A significant faction within the Obama administration has sought to portray those who suggest that the Taliban might part ways with al Qaeda as deliberately deceiving the West.
Bruce Riedel of the Brookings Institution, who headed the administration's policy review of Afghanistan and Pakistan last spring, recently said, "A lot of smoke is being thrown up to confuse people."
But even the hard-liner Riedel concedes that the Pakistani Taliban's attacks on the Pakistani military and Inter-Services Intelligence Directorate (ISI) threaten the close relationship between the Afghan Taliban and ISI. The Pakistani Taliban continue to be closely allied with al Qaeda.
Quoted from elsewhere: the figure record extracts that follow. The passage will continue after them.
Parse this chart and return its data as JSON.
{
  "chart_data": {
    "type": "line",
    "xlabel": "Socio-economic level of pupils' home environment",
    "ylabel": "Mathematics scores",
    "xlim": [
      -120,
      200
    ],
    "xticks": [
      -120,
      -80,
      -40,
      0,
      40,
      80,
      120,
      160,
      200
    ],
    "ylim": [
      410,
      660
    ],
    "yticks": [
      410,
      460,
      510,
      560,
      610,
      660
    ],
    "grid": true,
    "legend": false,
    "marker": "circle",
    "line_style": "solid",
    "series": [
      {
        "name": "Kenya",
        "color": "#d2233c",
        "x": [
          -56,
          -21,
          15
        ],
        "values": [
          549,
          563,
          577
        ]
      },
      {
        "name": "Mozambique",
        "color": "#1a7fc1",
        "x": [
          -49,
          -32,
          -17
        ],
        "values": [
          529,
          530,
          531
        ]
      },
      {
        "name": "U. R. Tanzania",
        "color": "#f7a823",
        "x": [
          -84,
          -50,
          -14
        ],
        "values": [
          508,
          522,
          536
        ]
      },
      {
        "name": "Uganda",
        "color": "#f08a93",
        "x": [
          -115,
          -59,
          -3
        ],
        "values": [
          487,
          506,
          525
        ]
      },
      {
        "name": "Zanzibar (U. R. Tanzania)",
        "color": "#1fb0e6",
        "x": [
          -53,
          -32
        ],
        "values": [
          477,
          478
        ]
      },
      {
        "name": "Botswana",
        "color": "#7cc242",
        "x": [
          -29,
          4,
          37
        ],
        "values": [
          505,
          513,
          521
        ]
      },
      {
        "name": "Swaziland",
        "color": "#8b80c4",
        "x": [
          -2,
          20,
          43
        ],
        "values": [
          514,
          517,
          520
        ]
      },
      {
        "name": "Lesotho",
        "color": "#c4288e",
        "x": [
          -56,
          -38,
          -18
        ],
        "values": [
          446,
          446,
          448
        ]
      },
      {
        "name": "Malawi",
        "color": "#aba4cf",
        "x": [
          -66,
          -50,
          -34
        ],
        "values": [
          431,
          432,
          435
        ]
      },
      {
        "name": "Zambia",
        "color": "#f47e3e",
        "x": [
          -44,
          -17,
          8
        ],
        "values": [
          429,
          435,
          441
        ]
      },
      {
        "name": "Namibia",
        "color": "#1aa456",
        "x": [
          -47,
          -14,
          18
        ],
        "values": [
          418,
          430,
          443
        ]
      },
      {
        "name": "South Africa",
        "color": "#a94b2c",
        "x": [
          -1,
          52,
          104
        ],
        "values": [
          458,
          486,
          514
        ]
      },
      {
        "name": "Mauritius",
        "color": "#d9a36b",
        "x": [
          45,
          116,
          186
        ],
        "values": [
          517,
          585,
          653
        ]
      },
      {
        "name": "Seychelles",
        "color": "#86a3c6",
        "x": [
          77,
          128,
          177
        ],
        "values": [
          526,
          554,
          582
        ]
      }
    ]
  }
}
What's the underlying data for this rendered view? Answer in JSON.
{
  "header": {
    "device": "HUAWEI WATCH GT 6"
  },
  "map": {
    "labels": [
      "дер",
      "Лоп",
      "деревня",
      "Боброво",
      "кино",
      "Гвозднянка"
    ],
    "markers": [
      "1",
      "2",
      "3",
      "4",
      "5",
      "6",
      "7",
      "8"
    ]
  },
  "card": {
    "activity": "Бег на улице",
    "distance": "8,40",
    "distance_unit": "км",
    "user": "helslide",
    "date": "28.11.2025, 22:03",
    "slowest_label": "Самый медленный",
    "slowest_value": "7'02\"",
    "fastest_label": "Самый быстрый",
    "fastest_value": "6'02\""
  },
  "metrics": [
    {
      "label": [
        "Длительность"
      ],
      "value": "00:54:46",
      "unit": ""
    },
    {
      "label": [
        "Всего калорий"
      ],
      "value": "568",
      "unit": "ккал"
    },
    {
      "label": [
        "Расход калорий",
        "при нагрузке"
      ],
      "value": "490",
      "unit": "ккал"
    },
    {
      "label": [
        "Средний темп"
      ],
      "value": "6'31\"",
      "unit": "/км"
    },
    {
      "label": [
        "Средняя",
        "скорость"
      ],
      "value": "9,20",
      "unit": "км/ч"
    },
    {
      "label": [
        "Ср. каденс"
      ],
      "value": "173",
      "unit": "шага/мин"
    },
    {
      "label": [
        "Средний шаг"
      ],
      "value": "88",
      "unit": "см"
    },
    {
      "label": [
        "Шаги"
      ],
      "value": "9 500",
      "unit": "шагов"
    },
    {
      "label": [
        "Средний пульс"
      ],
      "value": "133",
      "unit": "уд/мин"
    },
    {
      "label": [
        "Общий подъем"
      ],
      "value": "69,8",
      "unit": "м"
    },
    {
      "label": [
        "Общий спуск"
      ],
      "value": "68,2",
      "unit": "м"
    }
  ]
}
The Taliban began indicating it openness to negotiations with the United States and NATO in September 2007. But it began to hint publicly at its willingness to separate itself from al Qaeda in return for a troop withdrawal only three months ago.
Taliban leader Mullah Omar's message for Eid al-Fitr in mid-September assured "all countries" that a Taliban state "will not extend its hand to jeopardise others, as it itself does not allow others to jeopardise us... Our goal is to gain independence of the country and establish a just Islamic system there."
But the insurgent leadership has also emphasised that negotiations will depend on the U.S. willingness to withdraw troops. In anticipation of Obama's announcement of a new U.S. troop surge in Afghanistan, Mullah Omar issued a 3,000-word statement Nov. 25 which said, "The people of Afghanistan will not agree to negotiations which prolongs and legitimises the invader's military presence in our beloved country."
"The invading Americans want Mujahidin to surrender under the pretext of negotiation," it said.
That implied that the Taliban would negotiate if the U.S. did not insist on the acceptance of a U.S. military presence in the country.
The day after the Taliban proposal to Washington, Afghan President Hamid Karzai made a public plea to the United States to engage in direct negotiations with the Taliban leadership.
In an interview with CNN's Christiane Amanpour, Karzai said there is an "urgent need" for negotiations with the Taliban, and made it clear that the Obama administration had opposed such talks.
Karzai did not say explicitly that he wanted the United States to be at the table for such talks, but said, "Alone, we can't do it."